O historiador Jordão de Freitas, diretor da Biblioteca da Ajuda, esmiuçou todas essas lacunas e imprecisões, no seu modelar estudo sobre A Expedição de Martim Afonso de Sousa (1530-1532) (na História da Colonização Portuguesa do Brasil, III, Porto, 1924).

Tanto ele como Varnhagen não oferecem explicações para essas anomalias. Mesmo assim, o historiador português rejeita expressa e categoricamente, como o fazem outros especialistas, a opinião do dr. João Mendes de Almeida, perfilhada por Francisco Martins dos Santos, segundo o qual, além de apógrafo, o manuscrito é apócrifo. Quanto à ausência de assinatura, ainda vá, mas apócrifo no sentido de desprovido de autenticidade não se pode aceitar, sem comprovação concludente e também à luz de outra documentação que ora confirme, ora corrija distorções, ora cobre omissões do Diário. E Jordão de Freitas taxativamente contesta a tese da apocrifia, nestes termos, que subscrevemos (ob. cit., p. 133):

"A autenticidade de tal narrativa, porém, em nada ficou prejudicada com as alegações ou observações feitas pelo dr. João Mendes de Almeida, as quais de forma alguma justificam ou autorizam esta sua arrojada conclusão..."

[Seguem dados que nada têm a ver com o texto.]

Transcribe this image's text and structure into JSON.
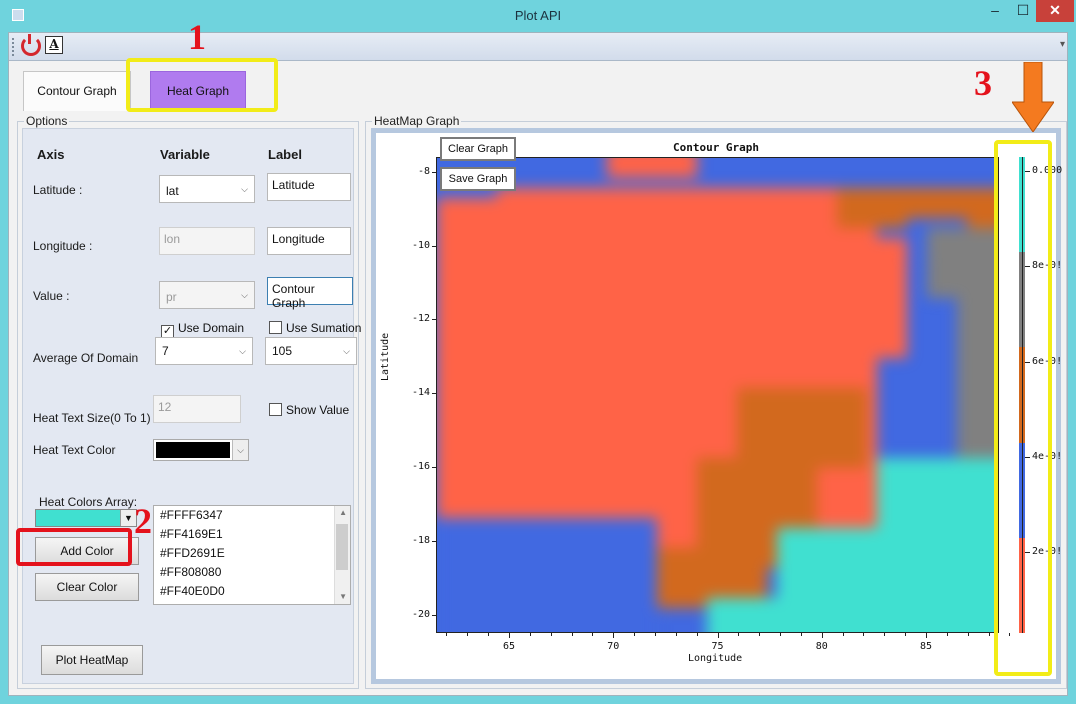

"A viagem de Martim Afonso de Sousa - ajunta o citado autor -, nos meses e anos apontados no Códice da Biblioteca da Ajuda, é um fato cuja realidade nos é imposta por vários documentos autênticos e incontestáveis, que adiante publicaremos".

O valor documental do Diário é um caso raro, na história das expedições ao Brasil, nos três primeiros decênios do século XVI. Expedições envolvidas pela atmosfera nevoenta, que obscurece o relato das viagens da primeira História do Brasil.

Em verdade, não se trata propriamente de um diário náutico, opina Jordão de Freitas. O documento é antes uma relação truncada do itinerário da frota e da viagem de Pero Lopes. Do Tejo saíra o irmão de Martim Afonso na nau capitânia. Mas, durante a expedição, assumiu o comando de uma caravela, que com outra perseguiu e tomou uma nau francesa; e depois capitaneou uma outra nau também capturada aos franceses e que ele mesmo denominou Nossa Senhora das Candeias. Relação e narrativa, provavelmente baseada num diário de bordo que se perdeu. Nem por isso se lhe pode contestar a veracidade da história.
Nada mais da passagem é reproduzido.